L'intensità e la visibilità della malformazione sono in relazione alla localizzazione e all'estensione della patologia stessa.

Fra le manifestazioni cliniche più tipiche vi è la presenza di alterazioni cutanee di color vinoso definite "nevi" che rappresentano nella maggior parte dei casi la punta dell'iceberg della malformazione sottostante. La presenza di malformazioni vascolari diffuse agli arti inferiori possono indurre disturbi della crescita ossea e dei tessuti molli determinando a seconda dei casi sia il gigantismo che la scarsa crescita dell'arto interessato. Le malformazioni viscerali possono determinare ipertensione arteriosa.

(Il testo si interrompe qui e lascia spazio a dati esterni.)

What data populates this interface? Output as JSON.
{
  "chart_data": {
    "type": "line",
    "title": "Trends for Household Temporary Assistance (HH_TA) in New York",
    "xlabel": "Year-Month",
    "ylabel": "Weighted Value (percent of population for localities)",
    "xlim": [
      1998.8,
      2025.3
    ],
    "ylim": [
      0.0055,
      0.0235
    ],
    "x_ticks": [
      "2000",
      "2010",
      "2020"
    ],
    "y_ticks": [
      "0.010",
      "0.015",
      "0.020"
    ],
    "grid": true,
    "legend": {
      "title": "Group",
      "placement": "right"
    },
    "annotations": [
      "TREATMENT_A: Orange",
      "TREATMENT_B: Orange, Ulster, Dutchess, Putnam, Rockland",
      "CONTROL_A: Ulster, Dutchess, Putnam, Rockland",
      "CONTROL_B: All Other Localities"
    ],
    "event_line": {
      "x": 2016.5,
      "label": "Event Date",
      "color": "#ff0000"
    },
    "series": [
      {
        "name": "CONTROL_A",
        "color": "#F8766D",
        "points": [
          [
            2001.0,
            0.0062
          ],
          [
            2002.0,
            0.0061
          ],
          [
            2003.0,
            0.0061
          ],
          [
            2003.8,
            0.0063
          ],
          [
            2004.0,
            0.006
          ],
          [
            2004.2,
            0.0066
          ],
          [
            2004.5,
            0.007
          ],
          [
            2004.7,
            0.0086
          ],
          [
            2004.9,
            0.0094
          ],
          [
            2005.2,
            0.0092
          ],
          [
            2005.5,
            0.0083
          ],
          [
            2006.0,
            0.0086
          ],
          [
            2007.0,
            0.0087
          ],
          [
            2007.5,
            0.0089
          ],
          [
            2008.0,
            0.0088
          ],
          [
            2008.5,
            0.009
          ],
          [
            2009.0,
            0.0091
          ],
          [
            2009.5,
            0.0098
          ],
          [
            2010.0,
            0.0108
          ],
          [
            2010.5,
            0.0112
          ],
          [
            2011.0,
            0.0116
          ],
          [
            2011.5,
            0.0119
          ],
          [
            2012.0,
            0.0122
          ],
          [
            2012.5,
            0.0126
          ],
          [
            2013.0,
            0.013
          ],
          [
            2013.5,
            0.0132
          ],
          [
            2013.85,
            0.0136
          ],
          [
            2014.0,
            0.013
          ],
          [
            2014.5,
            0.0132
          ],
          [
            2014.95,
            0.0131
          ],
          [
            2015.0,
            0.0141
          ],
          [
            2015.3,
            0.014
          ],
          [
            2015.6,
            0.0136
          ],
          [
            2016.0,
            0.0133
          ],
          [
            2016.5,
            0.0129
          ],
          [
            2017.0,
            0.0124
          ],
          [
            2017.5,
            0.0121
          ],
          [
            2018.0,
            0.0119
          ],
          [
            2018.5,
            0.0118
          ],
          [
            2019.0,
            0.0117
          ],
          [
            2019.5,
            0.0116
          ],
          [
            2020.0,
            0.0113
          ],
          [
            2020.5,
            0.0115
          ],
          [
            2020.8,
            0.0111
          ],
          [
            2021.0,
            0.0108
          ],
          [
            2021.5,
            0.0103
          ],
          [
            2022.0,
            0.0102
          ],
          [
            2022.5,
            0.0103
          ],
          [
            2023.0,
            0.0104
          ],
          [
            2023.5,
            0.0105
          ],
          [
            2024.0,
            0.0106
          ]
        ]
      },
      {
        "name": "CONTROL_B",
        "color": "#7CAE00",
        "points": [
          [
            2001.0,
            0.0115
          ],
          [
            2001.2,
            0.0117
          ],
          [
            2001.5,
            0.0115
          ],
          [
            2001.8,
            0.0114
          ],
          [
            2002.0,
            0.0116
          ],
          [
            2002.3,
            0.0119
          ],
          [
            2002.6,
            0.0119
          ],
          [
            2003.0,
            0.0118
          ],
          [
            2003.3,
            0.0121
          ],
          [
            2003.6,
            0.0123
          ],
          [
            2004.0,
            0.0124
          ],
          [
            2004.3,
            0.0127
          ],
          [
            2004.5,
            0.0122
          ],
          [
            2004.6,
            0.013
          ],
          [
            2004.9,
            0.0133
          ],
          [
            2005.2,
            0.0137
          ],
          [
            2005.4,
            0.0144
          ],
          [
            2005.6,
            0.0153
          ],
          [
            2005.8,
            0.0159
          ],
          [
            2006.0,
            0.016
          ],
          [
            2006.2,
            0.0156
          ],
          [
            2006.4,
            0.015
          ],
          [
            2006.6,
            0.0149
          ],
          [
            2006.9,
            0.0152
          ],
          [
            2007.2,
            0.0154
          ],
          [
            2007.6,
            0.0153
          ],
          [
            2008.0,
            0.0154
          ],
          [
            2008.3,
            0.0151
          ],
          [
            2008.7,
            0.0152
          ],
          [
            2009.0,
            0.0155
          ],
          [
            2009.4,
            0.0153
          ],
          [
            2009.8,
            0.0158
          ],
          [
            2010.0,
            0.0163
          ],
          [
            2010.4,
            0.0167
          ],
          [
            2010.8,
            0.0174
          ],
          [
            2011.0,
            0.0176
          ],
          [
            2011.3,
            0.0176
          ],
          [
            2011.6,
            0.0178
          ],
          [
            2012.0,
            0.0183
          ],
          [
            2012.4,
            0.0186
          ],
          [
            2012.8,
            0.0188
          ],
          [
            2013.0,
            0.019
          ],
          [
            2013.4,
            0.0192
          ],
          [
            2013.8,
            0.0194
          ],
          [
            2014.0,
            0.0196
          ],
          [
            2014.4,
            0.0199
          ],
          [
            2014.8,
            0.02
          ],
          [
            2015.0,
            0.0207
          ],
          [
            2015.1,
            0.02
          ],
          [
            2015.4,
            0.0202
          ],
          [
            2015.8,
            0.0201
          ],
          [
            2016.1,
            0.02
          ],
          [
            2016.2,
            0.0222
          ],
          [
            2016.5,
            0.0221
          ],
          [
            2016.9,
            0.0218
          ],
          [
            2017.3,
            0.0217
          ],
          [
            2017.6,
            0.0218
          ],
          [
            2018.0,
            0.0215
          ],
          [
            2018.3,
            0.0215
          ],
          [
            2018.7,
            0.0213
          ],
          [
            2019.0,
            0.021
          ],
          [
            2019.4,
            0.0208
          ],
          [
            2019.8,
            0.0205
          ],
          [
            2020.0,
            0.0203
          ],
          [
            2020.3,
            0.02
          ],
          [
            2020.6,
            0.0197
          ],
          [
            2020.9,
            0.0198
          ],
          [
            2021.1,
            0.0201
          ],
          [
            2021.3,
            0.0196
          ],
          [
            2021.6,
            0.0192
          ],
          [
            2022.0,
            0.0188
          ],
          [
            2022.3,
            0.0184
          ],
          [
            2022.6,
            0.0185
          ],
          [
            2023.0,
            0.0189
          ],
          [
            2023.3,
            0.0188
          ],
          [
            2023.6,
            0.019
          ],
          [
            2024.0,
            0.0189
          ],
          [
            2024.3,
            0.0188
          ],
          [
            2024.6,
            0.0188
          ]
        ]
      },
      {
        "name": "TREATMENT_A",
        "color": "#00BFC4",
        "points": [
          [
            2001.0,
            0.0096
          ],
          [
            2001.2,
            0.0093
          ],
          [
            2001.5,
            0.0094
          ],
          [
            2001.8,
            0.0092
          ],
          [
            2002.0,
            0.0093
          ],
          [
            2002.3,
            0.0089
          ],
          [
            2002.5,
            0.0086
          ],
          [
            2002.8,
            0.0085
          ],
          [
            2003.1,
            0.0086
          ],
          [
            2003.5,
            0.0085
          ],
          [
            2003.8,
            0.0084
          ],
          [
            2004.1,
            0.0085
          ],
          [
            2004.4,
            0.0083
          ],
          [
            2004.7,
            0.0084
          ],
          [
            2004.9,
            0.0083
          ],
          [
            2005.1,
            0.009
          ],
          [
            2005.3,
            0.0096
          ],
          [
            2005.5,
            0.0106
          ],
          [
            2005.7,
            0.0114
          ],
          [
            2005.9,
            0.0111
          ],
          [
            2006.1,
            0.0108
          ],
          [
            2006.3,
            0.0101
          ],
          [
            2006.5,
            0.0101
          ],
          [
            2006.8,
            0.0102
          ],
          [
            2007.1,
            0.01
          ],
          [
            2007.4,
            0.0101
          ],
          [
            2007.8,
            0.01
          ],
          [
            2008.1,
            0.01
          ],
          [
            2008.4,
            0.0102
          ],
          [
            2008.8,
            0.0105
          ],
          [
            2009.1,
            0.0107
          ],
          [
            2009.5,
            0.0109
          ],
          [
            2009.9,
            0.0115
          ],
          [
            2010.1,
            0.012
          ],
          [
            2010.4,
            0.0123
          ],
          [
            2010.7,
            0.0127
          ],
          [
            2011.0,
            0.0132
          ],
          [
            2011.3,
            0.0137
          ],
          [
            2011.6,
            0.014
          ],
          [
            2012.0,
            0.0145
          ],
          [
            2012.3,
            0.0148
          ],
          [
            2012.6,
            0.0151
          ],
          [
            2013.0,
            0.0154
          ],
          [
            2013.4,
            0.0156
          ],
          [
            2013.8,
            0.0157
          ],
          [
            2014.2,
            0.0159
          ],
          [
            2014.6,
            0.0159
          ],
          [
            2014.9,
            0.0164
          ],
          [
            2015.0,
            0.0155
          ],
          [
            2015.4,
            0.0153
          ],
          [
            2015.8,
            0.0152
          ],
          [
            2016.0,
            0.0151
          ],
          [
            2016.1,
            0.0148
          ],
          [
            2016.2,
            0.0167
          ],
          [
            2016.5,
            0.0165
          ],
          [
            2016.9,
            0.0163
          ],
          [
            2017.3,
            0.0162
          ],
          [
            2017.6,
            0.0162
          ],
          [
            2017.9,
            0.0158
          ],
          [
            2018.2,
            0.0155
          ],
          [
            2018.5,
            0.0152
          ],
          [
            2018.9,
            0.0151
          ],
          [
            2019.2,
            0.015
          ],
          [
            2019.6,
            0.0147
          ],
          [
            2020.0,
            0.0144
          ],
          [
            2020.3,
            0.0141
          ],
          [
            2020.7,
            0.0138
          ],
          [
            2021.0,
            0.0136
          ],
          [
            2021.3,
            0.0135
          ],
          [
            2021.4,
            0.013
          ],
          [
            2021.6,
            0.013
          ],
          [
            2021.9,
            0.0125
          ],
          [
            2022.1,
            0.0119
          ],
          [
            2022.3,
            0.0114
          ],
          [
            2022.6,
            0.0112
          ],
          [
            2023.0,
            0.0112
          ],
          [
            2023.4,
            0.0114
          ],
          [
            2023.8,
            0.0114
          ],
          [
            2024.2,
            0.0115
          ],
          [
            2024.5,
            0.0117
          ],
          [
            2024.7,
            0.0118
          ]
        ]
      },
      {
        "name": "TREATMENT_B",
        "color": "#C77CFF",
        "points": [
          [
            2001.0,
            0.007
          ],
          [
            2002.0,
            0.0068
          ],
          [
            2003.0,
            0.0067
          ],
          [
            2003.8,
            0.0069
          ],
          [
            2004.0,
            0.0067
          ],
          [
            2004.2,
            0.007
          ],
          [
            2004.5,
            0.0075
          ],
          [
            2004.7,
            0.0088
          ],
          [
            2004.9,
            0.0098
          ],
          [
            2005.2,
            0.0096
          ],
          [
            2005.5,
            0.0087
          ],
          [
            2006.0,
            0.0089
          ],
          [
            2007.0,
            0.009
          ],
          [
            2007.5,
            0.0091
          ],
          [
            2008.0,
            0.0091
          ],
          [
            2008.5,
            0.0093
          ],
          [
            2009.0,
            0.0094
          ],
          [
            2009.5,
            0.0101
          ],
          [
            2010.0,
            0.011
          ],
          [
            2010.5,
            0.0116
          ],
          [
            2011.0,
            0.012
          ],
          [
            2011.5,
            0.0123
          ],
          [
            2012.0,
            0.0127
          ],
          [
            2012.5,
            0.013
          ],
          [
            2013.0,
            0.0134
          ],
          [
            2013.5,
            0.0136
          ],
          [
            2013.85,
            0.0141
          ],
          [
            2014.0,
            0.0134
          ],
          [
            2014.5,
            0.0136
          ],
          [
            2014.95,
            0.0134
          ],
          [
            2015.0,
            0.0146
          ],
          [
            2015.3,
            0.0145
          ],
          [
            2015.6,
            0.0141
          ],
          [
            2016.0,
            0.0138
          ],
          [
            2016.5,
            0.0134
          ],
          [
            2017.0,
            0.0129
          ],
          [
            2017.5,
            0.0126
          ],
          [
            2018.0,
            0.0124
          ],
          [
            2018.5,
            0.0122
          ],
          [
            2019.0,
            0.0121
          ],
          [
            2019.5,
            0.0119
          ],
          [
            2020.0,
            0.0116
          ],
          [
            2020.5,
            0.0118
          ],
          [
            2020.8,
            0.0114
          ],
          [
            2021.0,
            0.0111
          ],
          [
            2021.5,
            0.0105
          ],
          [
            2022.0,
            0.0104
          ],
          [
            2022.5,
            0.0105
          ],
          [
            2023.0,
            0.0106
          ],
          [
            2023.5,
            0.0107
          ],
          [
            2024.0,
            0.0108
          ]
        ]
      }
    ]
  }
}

Le malformazioni linfatiche oltre ad edemi, possono a livello viscerale determinare sindromi da malassorbimento. La terapia proposta è nella maggior parte dei casi di tipo chirurgico o radiologico interventista. Sappiamo che un'adeguata terapia effettuata nei primi anni di vita può contribuire a migliorare di molto la qualità di vita di questi pazienti, giungendo a normalizzare le differenze di crescita fra gli arti quando effettuata prima della pubertà.

 

Tale normalizzazione determina un miglioramento della conseguente scoliosi e conseguentemente delle correlate rachialgie. Nel caso di comunicazioni artero-venose ad elevata portata l'intervento chirurgico o radiologico previene l'insorgenza di uno scompenso cardiaco.